Cincinnati Station Says 'No' to PC Reporting on Racially Motivated Crime

A remarkable thing happened in Cincinnati on Thursday. WKRC-TV, which has taken to calling itself "Local 12," did a story on the growing problem of black-on-white teen mob violence — and called it black-on-white teen mob violence.

The event where the violence occurred took place two weeks earlier during Memorial Day weekend at the city's Taste of Cincinnati event downtown.

As has been the case since even before the city's 2001 race riots, the Cincinnati Enquirer, the town's only daily newspaper, was late to the story with a woefully inadequate, truth-dodging dispatch.

Reporter Adam Kiefaber spent the first half of his coverage on an unrelated shooting incident in the vicinity of the Taste event which he should have handled in a separate story.
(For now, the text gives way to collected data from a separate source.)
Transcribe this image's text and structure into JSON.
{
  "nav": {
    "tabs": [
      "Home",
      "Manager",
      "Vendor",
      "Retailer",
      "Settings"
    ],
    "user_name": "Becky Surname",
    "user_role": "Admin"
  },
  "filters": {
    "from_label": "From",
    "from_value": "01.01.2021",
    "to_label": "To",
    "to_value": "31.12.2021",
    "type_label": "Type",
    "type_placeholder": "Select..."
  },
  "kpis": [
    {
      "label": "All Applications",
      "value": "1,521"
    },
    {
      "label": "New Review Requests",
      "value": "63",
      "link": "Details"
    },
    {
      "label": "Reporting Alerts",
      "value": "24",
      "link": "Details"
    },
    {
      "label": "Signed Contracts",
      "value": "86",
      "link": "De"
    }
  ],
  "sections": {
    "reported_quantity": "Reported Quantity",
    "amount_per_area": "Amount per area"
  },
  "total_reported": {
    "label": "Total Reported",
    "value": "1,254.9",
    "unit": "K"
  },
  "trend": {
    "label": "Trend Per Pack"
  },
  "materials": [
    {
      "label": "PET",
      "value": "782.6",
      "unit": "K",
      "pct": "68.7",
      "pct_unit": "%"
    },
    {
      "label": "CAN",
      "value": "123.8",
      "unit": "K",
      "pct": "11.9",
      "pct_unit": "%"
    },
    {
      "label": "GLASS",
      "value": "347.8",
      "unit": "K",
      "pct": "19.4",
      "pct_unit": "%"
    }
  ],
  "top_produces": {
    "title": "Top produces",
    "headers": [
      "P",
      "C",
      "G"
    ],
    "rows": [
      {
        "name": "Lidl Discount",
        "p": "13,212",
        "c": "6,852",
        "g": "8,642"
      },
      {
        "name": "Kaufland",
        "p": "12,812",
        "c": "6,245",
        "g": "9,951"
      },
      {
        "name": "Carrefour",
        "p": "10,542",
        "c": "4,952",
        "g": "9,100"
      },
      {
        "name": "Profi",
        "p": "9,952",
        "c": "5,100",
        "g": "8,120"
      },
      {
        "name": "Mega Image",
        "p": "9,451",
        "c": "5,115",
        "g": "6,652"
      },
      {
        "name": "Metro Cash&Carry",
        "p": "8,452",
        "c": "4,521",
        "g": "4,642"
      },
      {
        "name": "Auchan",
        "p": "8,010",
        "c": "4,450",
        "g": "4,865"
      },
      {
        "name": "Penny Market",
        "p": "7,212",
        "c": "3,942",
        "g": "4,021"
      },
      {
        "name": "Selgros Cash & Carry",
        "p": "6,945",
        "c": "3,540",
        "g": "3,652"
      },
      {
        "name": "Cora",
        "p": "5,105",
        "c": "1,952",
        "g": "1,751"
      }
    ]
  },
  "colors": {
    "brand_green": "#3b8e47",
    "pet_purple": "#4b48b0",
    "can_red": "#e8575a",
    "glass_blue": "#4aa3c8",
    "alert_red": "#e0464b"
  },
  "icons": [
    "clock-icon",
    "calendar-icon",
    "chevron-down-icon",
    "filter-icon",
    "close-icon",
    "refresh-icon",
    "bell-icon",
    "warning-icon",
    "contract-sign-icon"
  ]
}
When he finally got to addressing the "multiple people reported being attacked" at the event, he describe how one victim, Jon Deters, the son of Hamilton County Prosecutor Joseph Deters, was "approached by five or six people." Separately, he noted that two other men, both in their 40s, were assaulted "by a group of people." In his report's final sentence, Kiefaber finally acknowledged that the pair "were targeted for being white."

Most of Local 12's original story on May 27, the Taste event's final night, fell into the same predictable traps so often seen as the press dances around the ugly reality of these incidents.

Co-anchors Rob Braun and Cammy Dierking introduced the segment as being about "groups of teenagers" committing acts of "random violence — people jumped, punched, and kicked" by "thugs who seemed to enjoy hurting them."

As on-scene reporter Deborah Dixon described some of what had happened, the station's video caption read, "RANDOM ASSAULTS." One man, said to have been "victimized by 20 boys and girls, all teenagers," said that "it was almost as if it was fun to them, like it was a game, like they found enjoyment out of it."

But then Dixon's reporting took a brief and surprising "I'm mad as hell, and I'm not going to take it any more" turn.

Tripping over her words in a clearly unscripted moment, Dixon said, "How angry does that make you — this makes me so angry to think about that thuggish, rude hateful behavior." She then went back to describing the assault on Jon Deters, speculated that it might have been part of the "knockout game" craze — the phenomenon which much of the press has spent as much time ridiculing and denying as reporting — and openly noted that the city was trying to "figure out what to do before Oktoberfest," the nation's largest such event.